The labels on the plot are duplicated because of Durant playing on multiple teams in 2022-23
Career Statistical Timeline:
“PTS”: Points per Game
“TRB”: Total Rebounds per Game
“AST”: Assists per Game
“STL”: Steals per Game
“BLK”: Blocks per Game
Career Shooting Split Chart:
This chart utilizes data from basketball-reference’s adjusted shooting data that houses individual advanced shot metrics
“TS% (True Shooting %) takes into account 2-point shots, 3-point shots, and free throws
“USG% (Usage %) is an estimate of the percentage of the team’s plays used by the player while they are on the court
Recap:
Kevin Durant is one of the most consistent offensive performers to ever play the game and these visuals aid in asserting that point. Since his rookie season, Durant has improved his effective field goal percentage and true shooting percentage by over 15%.

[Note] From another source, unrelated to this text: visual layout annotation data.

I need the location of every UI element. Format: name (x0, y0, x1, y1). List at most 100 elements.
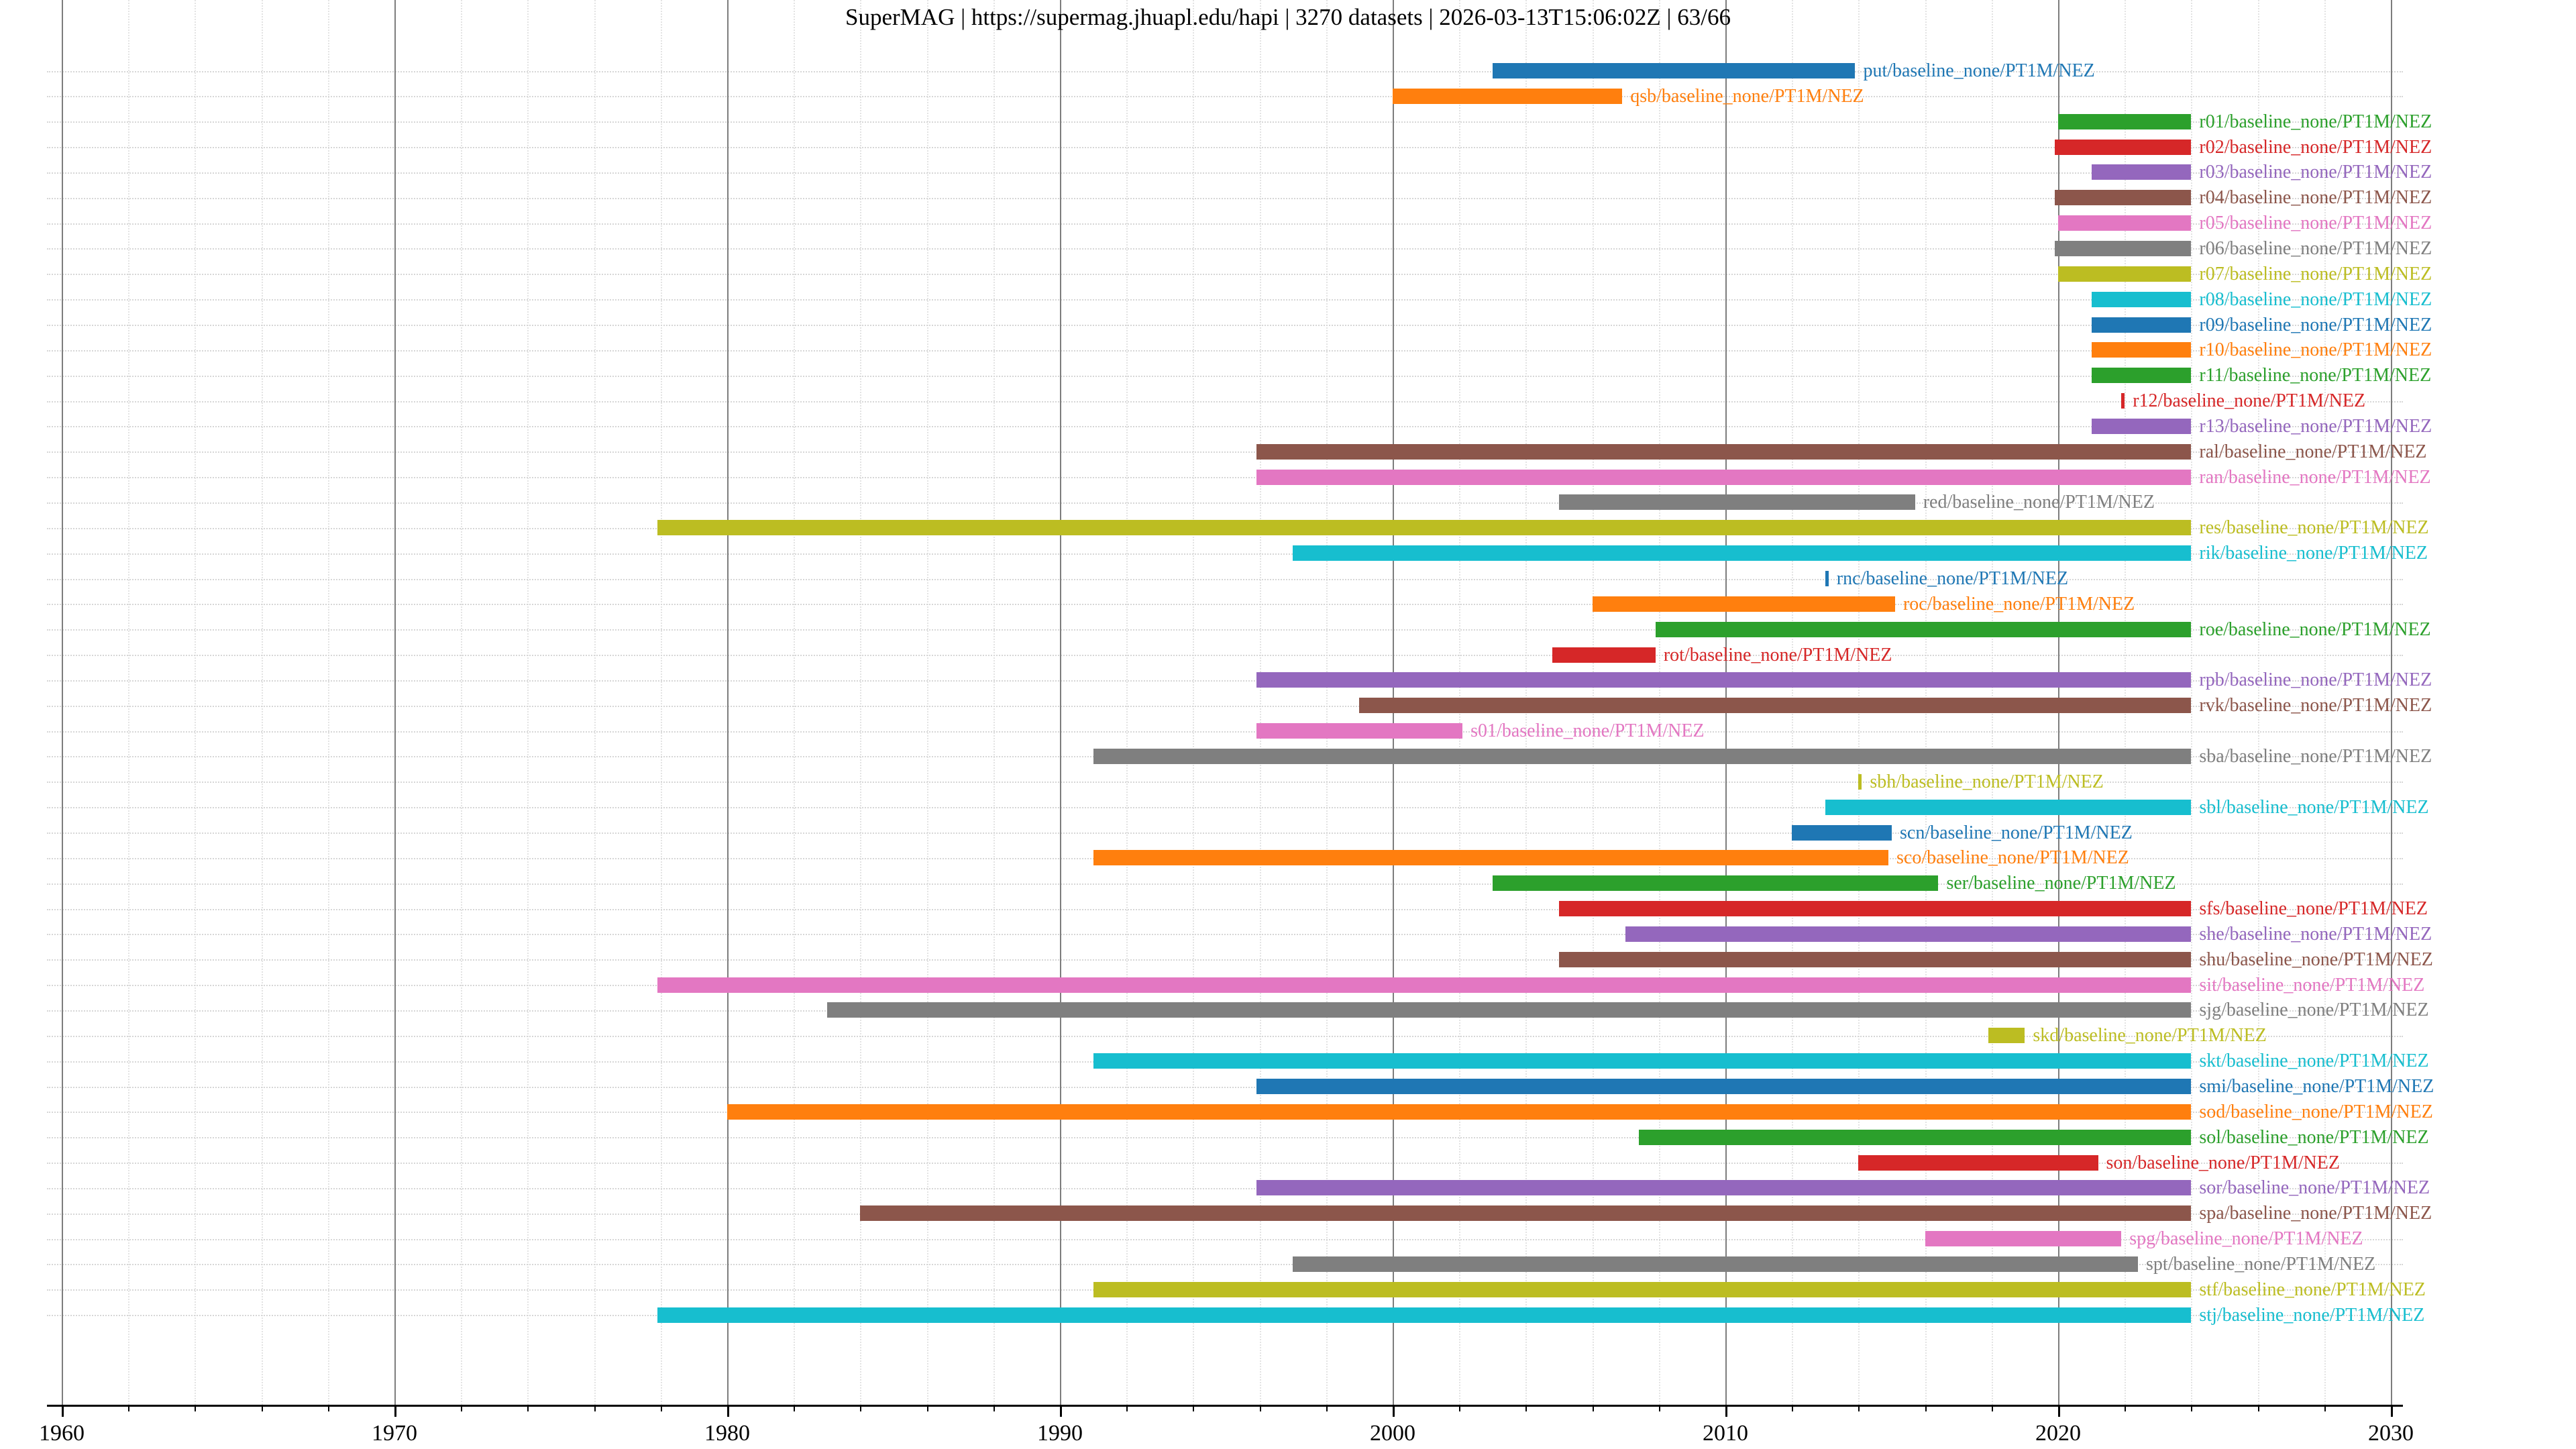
dataset-label: roc/baseline_none/PT1M/NEZ (1902, 593, 2135, 614)
minor-gridline (1193, 0, 1195, 1405)
dataset-label: rot/baseline_none/PT1M/NEZ (1663, 644, 1892, 665)
x-tick-minor (2257, 1405, 2259, 1411)
minor-gridline (461, 0, 463, 1405)
dataset-label: son/baseline_none/PT1M/NEZ (2106, 1152, 2340, 1173)
row-guide-line (47, 400, 2403, 402)
x-tick-minor (1658, 1405, 1660, 1411)
timeline-bar (657, 520, 2192, 536)
x-tick-major (1725, 1405, 1727, 1417)
timeline-bar (1858, 773, 1862, 790)
minor-gridline (660, 0, 662, 1405)
timeline-bar (1655, 621, 2192, 637)
minor-gridline (1126, 0, 1128, 1405)
x-tick-minor (1193, 1405, 1195, 1411)
x-tick-minor (926, 1405, 928, 1411)
timeline-bar (1359, 698, 2192, 714)
timeline-bar (1792, 824, 1892, 841)
x-tick-minor (1792, 1405, 1794, 1411)
timeline-bar (2058, 215, 2192, 231)
timeline-bar (2091, 164, 2192, 180)
x-tick-major (2058, 1405, 2060, 1417)
timeline-bar (1492, 875, 1939, 892)
row-guide-line (47, 223, 2403, 225)
dataset-label: red/baseline_none/PT1M/NEZ (1923, 492, 2155, 513)
dataset-label: r01/baseline_none/PT1M/NEZ (2199, 111, 2432, 132)
timeline-bar (826, 1002, 2192, 1018)
row-guide-line (47, 1086, 2403, 1088)
row-guide-line (47, 807, 2403, 809)
timeline-bar (1559, 901, 2192, 917)
minor-gridline (860, 0, 862, 1405)
row-guide-line (47, 274, 2403, 276)
x-tick-minor (527, 1405, 529, 1411)
x-tick-minor (327, 1405, 329, 1411)
timeline-bar (1293, 1256, 2139, 1272)
timeline-bar (657, 977, 2192, 993)
row-guide-line (47, 553, 2403, 555)
row-guide-line (47, 680, 2403, 682)
row-guide-line (47, 934, 2403, 936)
dataset-label: r10/baseline_none/PT1M/NEZ (2199, 339, 2432, 361)
row-guide-line (47, 96, 2403, 98)
row-guide-line (47, 1187, 2403, 1189)
timeline-bar (1492, 63, 1856, 78)
row-guide-line (47, 147, 2403, 149)
x-tick-minor (1925, 1405, 1927, 1411)
x-tick-label: 2000 (1370, 1421, 1415, 1446)
minor-gridline (327, 0, 329, 1405)
timeline-bar (1559, 951, 2192, 967)
timeline-bar (1559, 494, 1915, 511)
timeline-bar (1825, 799, 2192, 815)
x-tick-minor (2125, 1405, 2127, 1411)
x-tick-minor (195, 1405, 197, 1411)
timeline-bar (2058, 113, 2192, 129)
x-tick-minor (860, 1405, 862, 1411)
dataset-label: spa/baseline_none/PT1M/NEZ (2199, 1203, 2432, 1224)
row-guide-line (47, 350, 2403, 352)
timeline-bar (1256, 1180, 2192, 1196)
timeline-bar (2058, 266, 2192, 282)
x-tick-minor (461, 1405, 463, 1411)
dataset-label: sco/baseline_none/PT1M/NEZ (1896, 847, 2129, 869)
x-tick-major (62, 1405, 64, 1417)
dataset-label: skt/baseline_none/PT1M/NEZ (2199, 1051, 2429, 1072)
dataset-label: sba/baseline_none/PT1M/NEZ (2199, 745, 2432, 767)
minor-gridline (527, 0, 529, 1405)
dataset-label: r07/baseline_none/PT1M/NEZ (2199, 263, 2432, 284)
timeline-bar (1256, 469, 2192, 485)
decade-gridline (394, 0, 396, 1405)
dataset-label: stj/baseline_none/PT1M/NEZ (2199, 1304, 2425, 1326)
row-guide-line (47, 705, 2403, 707)
dataset-label: stf/baseline_none/PT1M/NEZ (2199, 1279, 2426, 1300)
x-tick-minor (128, 1405, 130, 1411)
row-guide-line (47, 70, 2403, 72)
row-guide-line (47, 959, 2403, 961)
x-tick-major (394, 1405, 396, 1417)
dataset-label: sbh/baseline_none/PT1M/NEZ (1870, 771, 2104, 792)
timeline-bar (2121, 393, 2125, 409)
timeline-bar (1988, 1028, 2025, 1044)
chart-title: SuperMAG | https://supermag.jhuapl.edu/h… (845, 4, 1731, 30)
timeline-bar (1825, 571, 1829, 586)
minor-gridline (1326, 0, 1328, 1405)
timeline-bar (860, 1205, 2192, 1222)
row-guide-line (47, 477, 2403, 479)
dataset-label: smi/baseline_none/PT1M/NEZ (2199, 1076, 2434, 1097)
timeline-bar (1925, 1231, 2122, 1247)
dataset-label: r03/baseline_none/PT1M/NEZ (2199, 162, 2432, 183)
timeline-bar (1552, 647, 1656, 663)
x-tick-minor (1991, 1405, 1993, 1411)
dataset-label: r02/baseline_none/PT1M/NEZ (2199, 136, 2432, 158)
minor-gridline (594, 0, 596, 1405)
row-guide-line (47, 375, 2403, 377)
x-tick-minor (1858, 1405, 1860, 1411)
row-guide-line (47, 1264, 2403, 1266)
x-tick-minor (261, 1405, 263, 1411)
dataset-label: sjg/baseline_none/PT1M/NEZ (2199, 1000, 2429, 1021)
x-tick-major (1060, 1405, 1062, 1417)
timeline-bar (1256, 443, 2192, 460)
x-tick-minor (1126, 1405, 1128, 1411)
decade-gridline (1060, 0, 1061, 1405)
timeline-bar (2091, 368, 2192, 384)
dataset-label: sol/baseline_none/PT1M/NEZ (2199, 1126, 2429, 1148)
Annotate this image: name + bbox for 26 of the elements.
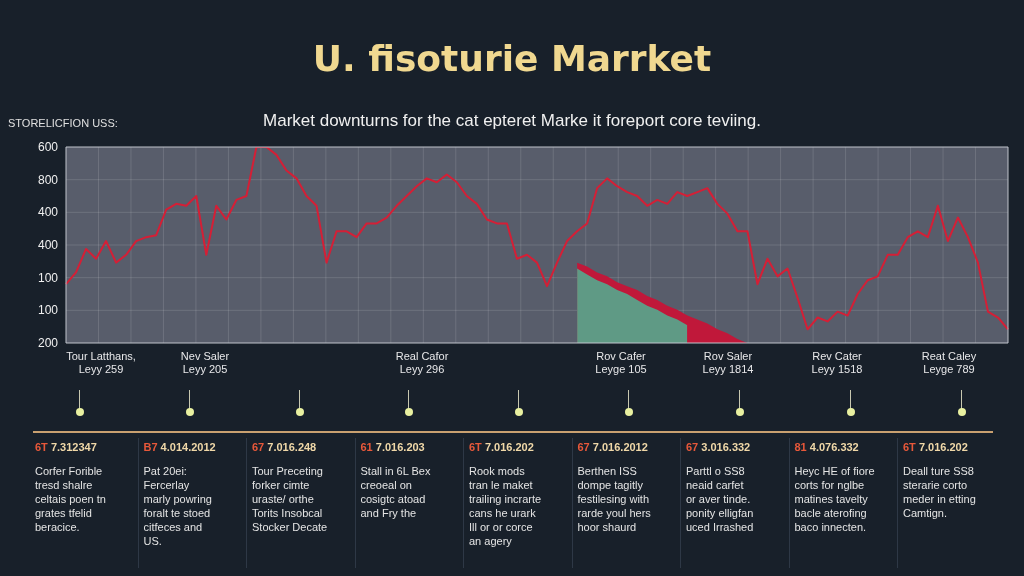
text: Rov Saler Leyy 1814 — [702, 350, 754, 376]
text: 6T 7.016.202 Rook mods tran le maket trailing incrarte cans he urark Ill or or corce an agery — [469, 440, 543, 548]
text: 400 — [36, 205, 58, 220]
text: 600 — [36, 140, 58, 154]
text: Rov Cafer Leyge 105 — [595, 350, 647, 376]
text: Reat Caley Leyge 789 — [921, 350, 977, 376]
text: 61 7.016.203 Stall in 6L Bex creoeal on cosigtc atoad and Fry the — [360, 440, 432, 520]
text: 81 4.076.332 Heyc HE of fiore corts for nglbe matines tavelty bacle aterofing baco innecten. — [794, 440, 876, 534]
text: 100 — [36, 303, 58, 318]
y-axis-title: STORELICFION USS: — [8, 117, 118, 129]
text: 6T 7.312347 Corfer Forible tresd shalre celtais poen tn grates tfelid beracice. — [35, 440, 107, 534]
text: B7 4.014.2012 Pat 20ei: Fercerlay marly powring foralt te stoed citfeces and US. — [143, 440, 217, 548]
text: 800 — [36, 172, 58, 187]
text: Tour Latthans, Leyy 259 — [66, 350, 136, 376]
text: 67 3.016.332 Parttl o SS8 neaid carfet or aver tinde. ponity elligfan uced Irrashed — [686, 440, 755, 534]
text: 400 — [36, 238, 58, 252]
text: 67 7.016.248 Tour Preceting forker cimte uraste/ orthe Torits Insobcal Stocker Decate — [252, 440, 329, 534]
chart-subtitle: Market downturns for the cat epteret Marke it foreport core teviing. — [263, 111, 761, 130]
text: Nev Saler Leyy 205 — [180, 350, 230, 376]
text: 100 — [36, 270, 58, 285]
text: 6T 7.016.202 Deall ture SS8 sterarie corto meder in etting Camtign. — [903, 440, 977, 520]
text: Real Cafor Leyy 296 — [395, 350, 449, 376]
chart-title: U. fisoturie Marrket — [311, 38, 713, 79]
text: 67 7.016.2012 Berthen ISS dompe tagitly festilesing with rarde youl hers hoor shaurd — [577, 440, 652, 534]
text: 200 — [36, 336, 58, 350]
text: Rev Cater Leyy 1518 — [811, 350, 863, 376]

Durant’s usage rate while on the court during his career has never been under 27%. That means over a quarter of the offensive possessions his team has had throughout his career have more or less been ran through him…for reference, the average usage rate in the NBA is almost always 20% since there are five players on the floor who will inevitably touch the ball in a given possession.
Has never shot below 85% from the free throw line in his career with a minimum of 8 attempts per game in each season.